Préhistoire et Celtes

Les témoignages archéologiques sont particulièrement signifiants à partir du néolithique et ce jusqu'à l'époque gallo-romaine. Pour les époques antérieures, seule la découverte d'une station de surface à Kalhausen, datant de l'époque mésolithique, témoigne d'une occupation plus ancienne. Le néolithique, connu par des sites à Rimling, Haspelschiedt et Walschbronn, est surtout illustré par des polissoirs (rochers entaillés par le frottement des outils) situés sur la frange orientale, dans les communes situées entre Baerenthal et Roppeviller. Apparus dès cette époque, ils semblent être encore utilisés aux périodes suivantes. L'âge du bronze et à un moindre degré l'âge du fer, sont représentés par quelques trouvailles isolées et des sépultures sous tumulus, mises au jour essentiellement dans la partie occidentale de la région.

Le polissoir préhistorique de Haspelschiedt. Le polissoir de l'Igelsberg à Eguelshardt date de l'époque préhistorique. Le rocher de Diane ou Dianabild à Roppeviller.

Vers le premier millénaire avant Jésus-Christ, les Celtes arrivent du Sud de l’actuelle Allemagne et après avoir traversé le Rhin, s’installent dans le pays de Bitche. Ils arrivent facilement à s’imposer car ils connaissent la technique du travail du fer, ce qui révolutionne la vie dans la région. Les Celtes métrisant le travail des métaux, permettant à la fois de fabriquer des outils pour de paisibles paysans, mais aussi des armes pour des hommes plus belliqueux, il se développe rapidement une nouvelle caste à côté de celle des paysans, destinée à les  protéger, mais qui les dominera finalement ses protégés. Bien que d’humeur assez guerrière, les Celtes ne sont pas des barbares et ils ont développé une civilisation assez florissante. Les armes et les outils finement ouvragés, datant de cette période, en témoignent. La religion n’est certes pas étrangère à cette évolution puisque les druides, à la fois sages et savants, jouissent d’un respect unanime.

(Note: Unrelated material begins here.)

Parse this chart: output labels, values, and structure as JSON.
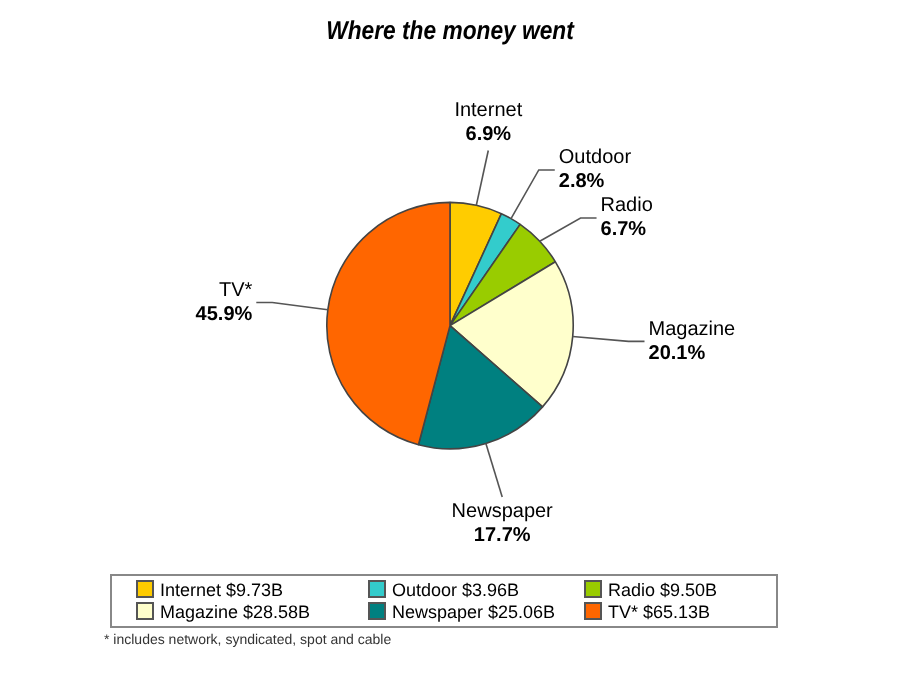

Cependant, d’incessantes rivalités tribales finirent par affaiblir les Celtes qui, malgré les efforts de Vercingétorix pour unir ce peuple face au danger de l’envahisseur romain, finissent par tomber sous le joug de ce dernier, mieux équipé et surtout plus discipliné, après l’issue fatale de la bataille d’Alésia en 52 avant Jésus-Christ. 

Période gallo-romaine

À l'époque gallo-romaine, alors que le pays de Bitche appartient à la cité des Médiomatriques, en Gaule belgique, à la frontière de la Germanie et des Triboques d'Alsace, les indices d'occupation se multiplient. Des villas rurales (cent dix recensés par la Société d'Histoire et d'Archéologie de Bitche) s'implantent essentiellement en pays découvert, leur chiffre pouvant s'élever à une douzaine comme à Bettviller. Leur répartition apparaît plus dense dans le canton de Volmunster et dans la partie occidentale du canton de Rohrbach-lès-Bitche. Dans la partie orientale du pays, les prospections s'avèrent plus difficles en raison du relief accidenté et du couvert forestier. C'est pourtant ici qu'ont été sculptés les célèbres rochers de Lemberg et de Roppeviller, représentant des dieux et des déesses du Panthéon romain (Diane, Mars, Hercule, Sylvain) mais surtout gaulois (Nantosvelta, déesse de la forêt et des sources). D'autres témoignages cultuels existent dans la région : Junon à Weidesheim et peut-être à Sturzelbronn, Mercure à Bitche, Enchenberg, Epping et Haspelschiedt, Rosmerta à Bitche.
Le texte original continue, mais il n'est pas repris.